How the Angels Envy Us

They cannot kiss the one they love; swim in ocean breakers; dive off cliffs or kayak against the thunderous waters of a waterfall.

Last night I dreamt I was dying. And I clung so hard to life. Why? 

Those who have had a near-death experience (NDE) report that the afterlife is so beautiful, the colors so vibrant, the peace and love so palpable that often they don’t want to return to this state that we call “life.”

Angels come to them or else spirits of loved ones who have passed over run out to greet them at the barrier. This boundary may be a meadow, a river, a fence line. It is a line we cannot cross until the “near” death becomes our final act.

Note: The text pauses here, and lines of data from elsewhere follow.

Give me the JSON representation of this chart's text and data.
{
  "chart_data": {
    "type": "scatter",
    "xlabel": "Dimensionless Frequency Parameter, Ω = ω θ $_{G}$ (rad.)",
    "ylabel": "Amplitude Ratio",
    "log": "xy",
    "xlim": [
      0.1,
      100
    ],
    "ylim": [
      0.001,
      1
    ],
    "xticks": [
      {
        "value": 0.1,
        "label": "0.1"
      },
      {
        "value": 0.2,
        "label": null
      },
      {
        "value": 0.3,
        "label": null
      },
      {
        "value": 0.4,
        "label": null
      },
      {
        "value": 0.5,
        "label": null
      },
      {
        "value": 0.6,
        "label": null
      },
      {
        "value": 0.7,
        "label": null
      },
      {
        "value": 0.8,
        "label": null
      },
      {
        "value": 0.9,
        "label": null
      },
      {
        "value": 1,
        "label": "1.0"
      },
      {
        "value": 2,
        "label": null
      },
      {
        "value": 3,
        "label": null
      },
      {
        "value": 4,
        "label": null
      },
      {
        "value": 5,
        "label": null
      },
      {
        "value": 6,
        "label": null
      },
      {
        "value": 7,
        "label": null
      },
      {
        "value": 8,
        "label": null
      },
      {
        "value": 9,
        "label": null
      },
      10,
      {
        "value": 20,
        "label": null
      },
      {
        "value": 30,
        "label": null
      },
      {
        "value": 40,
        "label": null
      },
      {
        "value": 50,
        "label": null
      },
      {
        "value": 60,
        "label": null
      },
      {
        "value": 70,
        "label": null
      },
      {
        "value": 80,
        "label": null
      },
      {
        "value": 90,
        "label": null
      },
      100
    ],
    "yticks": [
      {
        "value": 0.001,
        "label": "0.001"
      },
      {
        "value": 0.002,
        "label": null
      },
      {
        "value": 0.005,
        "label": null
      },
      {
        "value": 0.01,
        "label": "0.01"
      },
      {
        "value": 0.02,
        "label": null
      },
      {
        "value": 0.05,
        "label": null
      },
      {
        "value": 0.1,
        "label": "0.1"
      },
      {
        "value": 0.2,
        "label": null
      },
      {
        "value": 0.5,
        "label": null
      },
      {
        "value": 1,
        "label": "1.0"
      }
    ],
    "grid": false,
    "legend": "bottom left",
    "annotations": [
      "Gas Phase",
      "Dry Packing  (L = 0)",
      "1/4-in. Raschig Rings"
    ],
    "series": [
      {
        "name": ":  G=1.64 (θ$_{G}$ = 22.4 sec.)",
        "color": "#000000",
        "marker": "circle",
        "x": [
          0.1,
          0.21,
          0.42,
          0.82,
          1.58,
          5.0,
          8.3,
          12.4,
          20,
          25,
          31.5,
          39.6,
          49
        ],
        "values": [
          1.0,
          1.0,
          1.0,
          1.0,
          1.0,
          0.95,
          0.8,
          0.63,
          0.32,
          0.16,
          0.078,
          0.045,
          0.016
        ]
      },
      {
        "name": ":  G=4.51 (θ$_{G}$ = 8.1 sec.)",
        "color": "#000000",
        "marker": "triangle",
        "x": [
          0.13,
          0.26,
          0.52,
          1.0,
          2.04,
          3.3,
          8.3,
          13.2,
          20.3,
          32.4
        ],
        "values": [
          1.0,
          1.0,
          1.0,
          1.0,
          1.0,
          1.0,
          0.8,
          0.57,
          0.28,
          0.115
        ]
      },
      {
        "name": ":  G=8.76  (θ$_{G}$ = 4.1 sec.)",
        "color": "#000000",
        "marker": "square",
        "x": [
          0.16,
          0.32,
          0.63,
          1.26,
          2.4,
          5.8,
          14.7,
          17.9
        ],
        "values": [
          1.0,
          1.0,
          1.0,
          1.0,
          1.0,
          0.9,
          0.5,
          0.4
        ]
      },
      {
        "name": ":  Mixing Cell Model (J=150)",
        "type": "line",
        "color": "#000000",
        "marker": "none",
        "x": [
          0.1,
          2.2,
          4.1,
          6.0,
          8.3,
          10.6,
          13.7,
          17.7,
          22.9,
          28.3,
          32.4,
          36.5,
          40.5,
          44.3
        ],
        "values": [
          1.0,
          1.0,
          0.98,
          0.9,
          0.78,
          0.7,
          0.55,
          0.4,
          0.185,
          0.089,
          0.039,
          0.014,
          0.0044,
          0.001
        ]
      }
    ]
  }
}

Yet I woke up weeping. I didn’t want to die.

I think the angels sometimes envy us—our skin and hands with which we touch, feel, sense; our tongues to taste with; our eyes to see with; ears with which we hear. The angels are insubstantial, after all. No matter how they love, they cannot put their arms around their child, or smell the sweetness of her clean-washed hair. They cannot kiss the one they love, or intertwine their limbs; swim in ocean breakers; dive off cliffs or kayak against the thunderous waters of a waterfall; dance, ride a horse, taste the sweetness of a Vidalia onion or the tart of lemon: the sheer physicality of living life alive. 

I wonder sometimes, do they envy us the beauty of drawing in a breath?